Le collier miraculeux - Martha Grimes.
Martha Grimes poursuit sa tournée des
pubs anglais aux noms insolites puisque, ainsi qu'elle nous en fait
part dans une petite note placée en tête de ce roman et avec fac-similé
à l'appui, la City a réellement abrité un débit de boissons portant le
nom qui donne son titre à l'ouvrage. Pour les besoins de l'action, elle
l'a simplement déménagé jusqu'à l'East End, quartier évidemment
infiniment moins reluisant.
Car c'est dans le métro
londonien que débute "Le Collier Miraculeux", à la station Stepney
Green où la toute jeune Kathie O'Brien (16 ans) joue un ou deux airs de
violon afin de se faire un peu d'argent pour s'acheter ces robes à la
mode qu'elle aime tant mais que sa mère lui refuse. Hélas !
Concentrée sur son instrument, elle ne remarque pas une silhouette
menaçante et s'effondre, victime de ce que l'on appelle "le coup du
lapin."
Kathie était originaire de Littlebourne, un
"village assez banal situé à une soixantaine de kilomètres de Londres."

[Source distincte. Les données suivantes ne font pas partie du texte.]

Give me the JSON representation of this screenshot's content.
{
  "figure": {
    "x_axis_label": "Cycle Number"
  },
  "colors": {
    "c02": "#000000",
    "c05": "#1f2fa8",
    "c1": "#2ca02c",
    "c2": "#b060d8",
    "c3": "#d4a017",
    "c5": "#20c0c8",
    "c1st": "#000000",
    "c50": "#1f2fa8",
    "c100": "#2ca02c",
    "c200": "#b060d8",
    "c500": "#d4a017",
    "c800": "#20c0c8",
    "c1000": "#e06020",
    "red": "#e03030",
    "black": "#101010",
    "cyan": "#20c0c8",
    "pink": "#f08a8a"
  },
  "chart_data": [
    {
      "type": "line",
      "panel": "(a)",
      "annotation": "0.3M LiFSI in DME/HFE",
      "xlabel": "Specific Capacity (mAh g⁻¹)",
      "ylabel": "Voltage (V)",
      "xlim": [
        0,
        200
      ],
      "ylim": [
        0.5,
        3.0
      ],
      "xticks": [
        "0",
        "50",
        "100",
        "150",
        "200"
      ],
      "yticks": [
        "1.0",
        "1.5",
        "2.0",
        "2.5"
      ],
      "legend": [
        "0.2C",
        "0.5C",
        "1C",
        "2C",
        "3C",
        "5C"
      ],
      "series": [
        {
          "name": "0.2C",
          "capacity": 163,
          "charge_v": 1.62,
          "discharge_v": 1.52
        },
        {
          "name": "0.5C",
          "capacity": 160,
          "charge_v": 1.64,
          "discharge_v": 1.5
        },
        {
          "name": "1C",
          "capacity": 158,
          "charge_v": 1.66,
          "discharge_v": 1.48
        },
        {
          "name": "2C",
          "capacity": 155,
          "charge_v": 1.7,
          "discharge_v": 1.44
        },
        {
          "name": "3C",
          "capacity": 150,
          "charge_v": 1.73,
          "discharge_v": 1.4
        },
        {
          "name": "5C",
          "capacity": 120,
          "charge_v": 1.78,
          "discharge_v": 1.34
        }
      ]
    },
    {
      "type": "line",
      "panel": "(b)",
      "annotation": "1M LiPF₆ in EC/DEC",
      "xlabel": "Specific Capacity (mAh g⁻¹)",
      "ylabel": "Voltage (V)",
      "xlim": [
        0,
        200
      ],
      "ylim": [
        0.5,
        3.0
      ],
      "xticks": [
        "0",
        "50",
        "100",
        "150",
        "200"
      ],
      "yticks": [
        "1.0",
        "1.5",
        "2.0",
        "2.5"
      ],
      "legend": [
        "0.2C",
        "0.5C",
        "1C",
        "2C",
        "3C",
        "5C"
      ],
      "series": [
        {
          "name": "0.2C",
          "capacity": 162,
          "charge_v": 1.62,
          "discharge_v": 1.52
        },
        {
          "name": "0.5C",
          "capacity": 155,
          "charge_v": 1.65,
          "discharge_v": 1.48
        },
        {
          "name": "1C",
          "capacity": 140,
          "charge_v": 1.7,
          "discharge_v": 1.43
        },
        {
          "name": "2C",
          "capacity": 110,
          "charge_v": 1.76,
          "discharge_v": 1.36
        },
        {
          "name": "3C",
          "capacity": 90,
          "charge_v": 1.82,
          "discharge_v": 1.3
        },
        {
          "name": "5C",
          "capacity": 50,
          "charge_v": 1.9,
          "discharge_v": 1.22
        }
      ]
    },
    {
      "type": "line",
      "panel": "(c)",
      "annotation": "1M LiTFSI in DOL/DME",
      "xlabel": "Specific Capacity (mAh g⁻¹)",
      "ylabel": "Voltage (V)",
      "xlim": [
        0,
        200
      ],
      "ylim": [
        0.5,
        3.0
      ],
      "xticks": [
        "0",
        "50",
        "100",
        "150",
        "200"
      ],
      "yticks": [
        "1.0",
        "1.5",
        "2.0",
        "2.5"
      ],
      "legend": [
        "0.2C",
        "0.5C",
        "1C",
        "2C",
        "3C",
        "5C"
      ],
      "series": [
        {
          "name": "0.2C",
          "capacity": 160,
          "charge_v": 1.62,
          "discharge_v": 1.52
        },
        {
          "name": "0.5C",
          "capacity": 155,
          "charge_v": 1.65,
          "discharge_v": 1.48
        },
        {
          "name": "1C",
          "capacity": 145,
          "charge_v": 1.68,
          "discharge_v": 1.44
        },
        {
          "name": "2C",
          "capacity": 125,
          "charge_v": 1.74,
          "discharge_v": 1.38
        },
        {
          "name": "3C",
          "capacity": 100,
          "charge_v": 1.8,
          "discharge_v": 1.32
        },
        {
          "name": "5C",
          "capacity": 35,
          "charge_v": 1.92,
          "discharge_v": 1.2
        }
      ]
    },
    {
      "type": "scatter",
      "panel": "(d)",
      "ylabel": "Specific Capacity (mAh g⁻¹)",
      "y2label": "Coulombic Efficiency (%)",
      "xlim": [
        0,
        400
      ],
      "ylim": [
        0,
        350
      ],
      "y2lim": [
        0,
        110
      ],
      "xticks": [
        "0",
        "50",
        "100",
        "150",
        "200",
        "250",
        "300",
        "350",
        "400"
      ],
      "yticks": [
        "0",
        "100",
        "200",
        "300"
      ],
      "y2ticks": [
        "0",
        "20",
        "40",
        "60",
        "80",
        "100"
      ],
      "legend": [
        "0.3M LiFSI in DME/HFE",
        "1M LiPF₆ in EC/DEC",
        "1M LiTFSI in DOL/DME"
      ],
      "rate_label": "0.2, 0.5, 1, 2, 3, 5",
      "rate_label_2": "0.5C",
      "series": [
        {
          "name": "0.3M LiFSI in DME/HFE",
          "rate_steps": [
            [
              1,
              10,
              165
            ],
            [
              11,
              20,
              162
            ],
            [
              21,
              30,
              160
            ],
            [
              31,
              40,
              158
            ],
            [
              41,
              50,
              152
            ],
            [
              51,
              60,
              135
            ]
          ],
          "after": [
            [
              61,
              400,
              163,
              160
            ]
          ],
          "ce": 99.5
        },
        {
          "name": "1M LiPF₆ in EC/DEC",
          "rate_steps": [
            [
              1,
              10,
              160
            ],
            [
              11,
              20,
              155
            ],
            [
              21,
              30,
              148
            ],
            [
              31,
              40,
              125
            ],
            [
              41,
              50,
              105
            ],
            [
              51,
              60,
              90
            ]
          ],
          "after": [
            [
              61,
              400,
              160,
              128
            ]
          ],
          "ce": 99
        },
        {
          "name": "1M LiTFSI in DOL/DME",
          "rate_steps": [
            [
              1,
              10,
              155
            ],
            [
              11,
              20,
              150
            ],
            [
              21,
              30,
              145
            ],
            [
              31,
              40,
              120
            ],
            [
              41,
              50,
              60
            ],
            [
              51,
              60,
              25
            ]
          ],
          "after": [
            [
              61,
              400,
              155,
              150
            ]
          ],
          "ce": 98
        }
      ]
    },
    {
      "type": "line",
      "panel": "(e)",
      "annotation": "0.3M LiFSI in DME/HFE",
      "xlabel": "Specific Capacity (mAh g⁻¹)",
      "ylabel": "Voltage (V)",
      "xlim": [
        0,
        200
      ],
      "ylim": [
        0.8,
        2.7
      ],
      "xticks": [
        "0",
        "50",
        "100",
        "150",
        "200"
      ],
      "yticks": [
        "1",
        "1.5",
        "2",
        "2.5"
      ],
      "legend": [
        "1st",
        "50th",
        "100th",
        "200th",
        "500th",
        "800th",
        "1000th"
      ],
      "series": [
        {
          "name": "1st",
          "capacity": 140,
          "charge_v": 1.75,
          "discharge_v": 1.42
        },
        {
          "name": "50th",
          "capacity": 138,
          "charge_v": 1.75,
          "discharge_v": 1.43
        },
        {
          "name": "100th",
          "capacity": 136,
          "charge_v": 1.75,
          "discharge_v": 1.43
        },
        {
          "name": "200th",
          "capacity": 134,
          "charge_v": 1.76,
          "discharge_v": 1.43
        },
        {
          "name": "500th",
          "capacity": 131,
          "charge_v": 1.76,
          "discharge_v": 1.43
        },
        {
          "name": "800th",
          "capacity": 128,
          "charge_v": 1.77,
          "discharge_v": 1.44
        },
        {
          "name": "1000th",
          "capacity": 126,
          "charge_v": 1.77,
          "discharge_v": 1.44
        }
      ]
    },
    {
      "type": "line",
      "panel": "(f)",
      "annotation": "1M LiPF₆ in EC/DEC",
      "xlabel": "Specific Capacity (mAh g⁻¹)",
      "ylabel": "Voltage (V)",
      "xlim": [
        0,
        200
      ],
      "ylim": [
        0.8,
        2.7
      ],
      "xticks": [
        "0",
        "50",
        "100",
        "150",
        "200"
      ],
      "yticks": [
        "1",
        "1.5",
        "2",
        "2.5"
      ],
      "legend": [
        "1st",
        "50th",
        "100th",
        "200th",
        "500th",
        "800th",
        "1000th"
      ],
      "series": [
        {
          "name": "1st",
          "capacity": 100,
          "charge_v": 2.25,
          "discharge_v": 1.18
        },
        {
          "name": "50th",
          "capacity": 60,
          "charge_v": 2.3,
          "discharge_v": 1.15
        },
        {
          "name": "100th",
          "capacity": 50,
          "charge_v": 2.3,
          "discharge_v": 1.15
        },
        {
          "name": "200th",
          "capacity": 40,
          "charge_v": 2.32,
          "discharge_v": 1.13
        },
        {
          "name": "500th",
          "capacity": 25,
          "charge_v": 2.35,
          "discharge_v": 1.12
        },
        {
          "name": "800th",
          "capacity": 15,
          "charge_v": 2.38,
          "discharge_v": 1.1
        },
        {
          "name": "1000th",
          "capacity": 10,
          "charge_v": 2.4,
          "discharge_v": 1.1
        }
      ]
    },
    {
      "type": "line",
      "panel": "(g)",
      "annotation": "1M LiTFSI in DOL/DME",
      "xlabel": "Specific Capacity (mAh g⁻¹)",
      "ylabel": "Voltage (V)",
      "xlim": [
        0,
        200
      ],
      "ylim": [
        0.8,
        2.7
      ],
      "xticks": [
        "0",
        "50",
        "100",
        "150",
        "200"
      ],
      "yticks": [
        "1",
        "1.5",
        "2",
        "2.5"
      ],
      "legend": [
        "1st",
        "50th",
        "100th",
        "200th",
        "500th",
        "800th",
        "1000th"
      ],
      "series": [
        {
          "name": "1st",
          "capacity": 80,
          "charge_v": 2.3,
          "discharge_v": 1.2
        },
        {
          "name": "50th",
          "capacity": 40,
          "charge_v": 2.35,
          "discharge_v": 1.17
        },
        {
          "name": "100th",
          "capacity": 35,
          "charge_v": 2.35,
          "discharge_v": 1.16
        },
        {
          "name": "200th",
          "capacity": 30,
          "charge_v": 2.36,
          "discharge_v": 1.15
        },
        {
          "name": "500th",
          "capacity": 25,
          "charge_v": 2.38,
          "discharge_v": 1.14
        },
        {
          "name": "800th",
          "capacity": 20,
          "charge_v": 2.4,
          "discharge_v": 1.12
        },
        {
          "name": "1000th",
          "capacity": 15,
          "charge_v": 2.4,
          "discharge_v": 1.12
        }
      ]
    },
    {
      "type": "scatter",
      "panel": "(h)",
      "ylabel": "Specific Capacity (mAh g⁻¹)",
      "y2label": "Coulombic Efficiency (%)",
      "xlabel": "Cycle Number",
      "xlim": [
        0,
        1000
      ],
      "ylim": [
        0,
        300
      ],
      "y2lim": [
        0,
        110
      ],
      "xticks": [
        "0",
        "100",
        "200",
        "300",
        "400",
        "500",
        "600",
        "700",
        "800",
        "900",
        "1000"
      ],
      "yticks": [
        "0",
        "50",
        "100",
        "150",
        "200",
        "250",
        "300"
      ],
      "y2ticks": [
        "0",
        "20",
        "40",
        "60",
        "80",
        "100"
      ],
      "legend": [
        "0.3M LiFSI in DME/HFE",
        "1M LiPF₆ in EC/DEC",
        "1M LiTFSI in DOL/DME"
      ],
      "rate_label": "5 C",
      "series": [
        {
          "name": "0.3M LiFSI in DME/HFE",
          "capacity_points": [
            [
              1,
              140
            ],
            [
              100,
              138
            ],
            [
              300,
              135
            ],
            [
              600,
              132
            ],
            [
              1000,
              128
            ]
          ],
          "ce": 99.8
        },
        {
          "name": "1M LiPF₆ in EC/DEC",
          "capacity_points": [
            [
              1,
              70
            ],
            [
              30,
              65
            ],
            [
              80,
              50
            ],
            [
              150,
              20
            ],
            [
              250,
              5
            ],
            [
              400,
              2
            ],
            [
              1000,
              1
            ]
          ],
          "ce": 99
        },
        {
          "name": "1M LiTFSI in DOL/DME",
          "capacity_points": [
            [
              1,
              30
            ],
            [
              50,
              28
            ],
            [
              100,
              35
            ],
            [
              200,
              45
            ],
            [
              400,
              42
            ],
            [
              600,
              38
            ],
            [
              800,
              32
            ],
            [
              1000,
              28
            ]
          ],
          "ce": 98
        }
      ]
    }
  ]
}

Un village tranquille également où la présence du Yard, en la personne
du commissaire Richard Jury et du fidèle sergent Wiggins, est cependant
requise afin d'enquêter sur le corps d'une femme découvert par
un chien dans les bois de Horndean. Détail macabre et en apparence
incompréhensible : deux des doigts de la malheureuse avaient été
sectionnés, puis rejetés sur l'herbe.
Ajoutez à cela une
curieuse histoire de lettres anonymes écrites aux crayons de couleur,
puis expédiées en vrac dans un grand sac plastique à la poste du coin
afin que la préposée les distribue sans autre forme de procès aux
habitant de Littlebourne et vous aurez une idée assez exacte de
l'intrigue.
S'étant débarrassé non sans ruse de sa tante Agatha, Melrose Plant débarque à Littlebourne pour y donner un coup de main à son vieil ami Jury. Ce sera pour lui l'occasion d'y croiser une foule de personnages pittoresques : la tribu Bodenheim, une famille de hobereaux horriblement snobs qui tiennent absolument à demeurer les seuls "aristocrates" du coin ; Polly Pread,
écrivain spécialisée dans les romans policiers et dont l'un des
passe-temps favoris est de s'exercer à ce dur métier en couchant sur le
papier les mille-et-une morts qu'elle imagine justement pour les
Bodenheim ; les soeurs Craigie, Ernestine, ornithologue distinguée et tyranneau en jupons, qui a découvert le corps, et sa soeur Augusta,
"grise comme une souris," dont l'existence est si morne qu'elle se
glorifie de l'unique lettre anonyme qui lui a été adressée ; et bien
sûr la petite Emily Louise Perk, authentique garçon manqué et lad
unique et favori des Bodenheim, qui n'a pas son pareil avec les chevaux
et qui occupe ses rares moments de loisirs à consommer citronnade sur
citronnade et à colorier ses albums de dessins.
Face à ce
déploiement rural, les personnages londoniens appelés à jouer un rôle
déterminant dans l'affaire ne sont pas en reste, qu'il s'agisse des
habitués qui se réunissent au "Collier Miraculeux" pour jouer au jeu
"Sorciers & Guerriers" ou encore de Ash Cripps (dit "Ash le Flash")
et de sa famille.
L'un des meilleurs livres de Grimes :
contrairement à "L'Inconnue ..." et à "L'Auberge ...", tout s'y tient,
du début jusqu'à la fin. Le rythme ne faiblit pas et même sans Agatha
mais grâce à la triple performance des Bodenheim (les parents,
notamment), de Polly Pread et de la petite Emily-Louise, on s'amuse
bien.
La note romantique est superbement assurée par Cyril
Mecenary, le professeur de musique de Kathie, lorsqu'il apprend la mort
de la jeune fille.
L'assassin enfin est vraiment insoupçonnable jusqu'au chapitre ...
Non, je ne vous dirai pas le numéro : achetez "Le Collier Miraculeux", vous verrez bien.